Open mmastrac opened 1 year ago
@mmastrac It seems this has been fixed in main
?
test bench_op_string_large_utf8_1000000 ... bench: 15,772,187 ns/iter (+/- 462,927)
...
test bench_op_string_old_large_utf8_1000000 ... bench: 20,796,803 ns/iter (+/- 354,834)
The UTF8 one is faster with op2, but for some reason the ASCII one is not. I think the benchmark has improved on main
but is still slower (I think ~50%?).
Trimmed recent benchmark:
test bench_op_string_large_1000000 ... bench: 790,843 ns/iter (+/- 28,126)
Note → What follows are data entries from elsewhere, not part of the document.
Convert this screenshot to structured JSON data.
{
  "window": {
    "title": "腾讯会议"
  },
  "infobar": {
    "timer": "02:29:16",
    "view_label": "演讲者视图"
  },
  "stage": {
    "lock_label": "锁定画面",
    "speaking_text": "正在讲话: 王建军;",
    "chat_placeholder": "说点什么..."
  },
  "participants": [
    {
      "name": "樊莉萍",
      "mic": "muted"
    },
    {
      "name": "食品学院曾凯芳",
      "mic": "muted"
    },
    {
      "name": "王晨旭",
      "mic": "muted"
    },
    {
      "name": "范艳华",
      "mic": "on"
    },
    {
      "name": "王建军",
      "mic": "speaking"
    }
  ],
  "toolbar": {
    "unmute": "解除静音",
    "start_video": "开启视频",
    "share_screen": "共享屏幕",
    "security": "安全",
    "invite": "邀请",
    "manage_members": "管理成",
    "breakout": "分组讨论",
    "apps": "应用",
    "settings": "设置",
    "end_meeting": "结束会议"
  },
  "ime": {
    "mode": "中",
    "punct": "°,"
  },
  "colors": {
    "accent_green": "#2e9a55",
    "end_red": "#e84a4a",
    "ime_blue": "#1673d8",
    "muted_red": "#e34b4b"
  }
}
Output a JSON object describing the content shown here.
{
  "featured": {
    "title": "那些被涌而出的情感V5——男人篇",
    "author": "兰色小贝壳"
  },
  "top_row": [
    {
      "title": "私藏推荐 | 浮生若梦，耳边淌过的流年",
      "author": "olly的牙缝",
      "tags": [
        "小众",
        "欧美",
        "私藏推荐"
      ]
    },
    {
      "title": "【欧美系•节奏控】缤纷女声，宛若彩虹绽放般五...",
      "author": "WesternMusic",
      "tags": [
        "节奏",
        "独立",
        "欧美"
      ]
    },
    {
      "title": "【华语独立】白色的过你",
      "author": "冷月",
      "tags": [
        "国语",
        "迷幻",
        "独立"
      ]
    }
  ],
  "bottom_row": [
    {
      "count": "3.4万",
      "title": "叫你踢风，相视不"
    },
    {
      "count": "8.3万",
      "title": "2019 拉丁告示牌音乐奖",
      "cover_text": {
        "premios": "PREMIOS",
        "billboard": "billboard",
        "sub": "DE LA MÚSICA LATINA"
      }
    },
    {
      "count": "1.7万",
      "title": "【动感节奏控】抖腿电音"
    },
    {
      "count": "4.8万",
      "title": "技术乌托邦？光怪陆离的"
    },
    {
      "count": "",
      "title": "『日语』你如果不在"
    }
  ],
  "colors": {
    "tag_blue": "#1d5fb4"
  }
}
test bench_op_string_old_large_1000000 ... bench: 471,671 ns/iter (+/- 70,252)
I wonder if we're just falling off some SIMD/autovectorization fast path?
Ah ok, here's the profile for each one:
bench_op_string_large_1000000
- https://share.firefox.dev/44fuKRX
bench_op_string_old_large_1000000
- https://share.firefox.dev/44WKIBf
It seems the fast call path is not taken in either of the cases and the other difference is that the old one uses WriteUtf8 whereas we use WriteOneByte
op2
strings are faster in every case other than LARGE_1000000 (1,000,000 ASCII characters). We need to investigate why.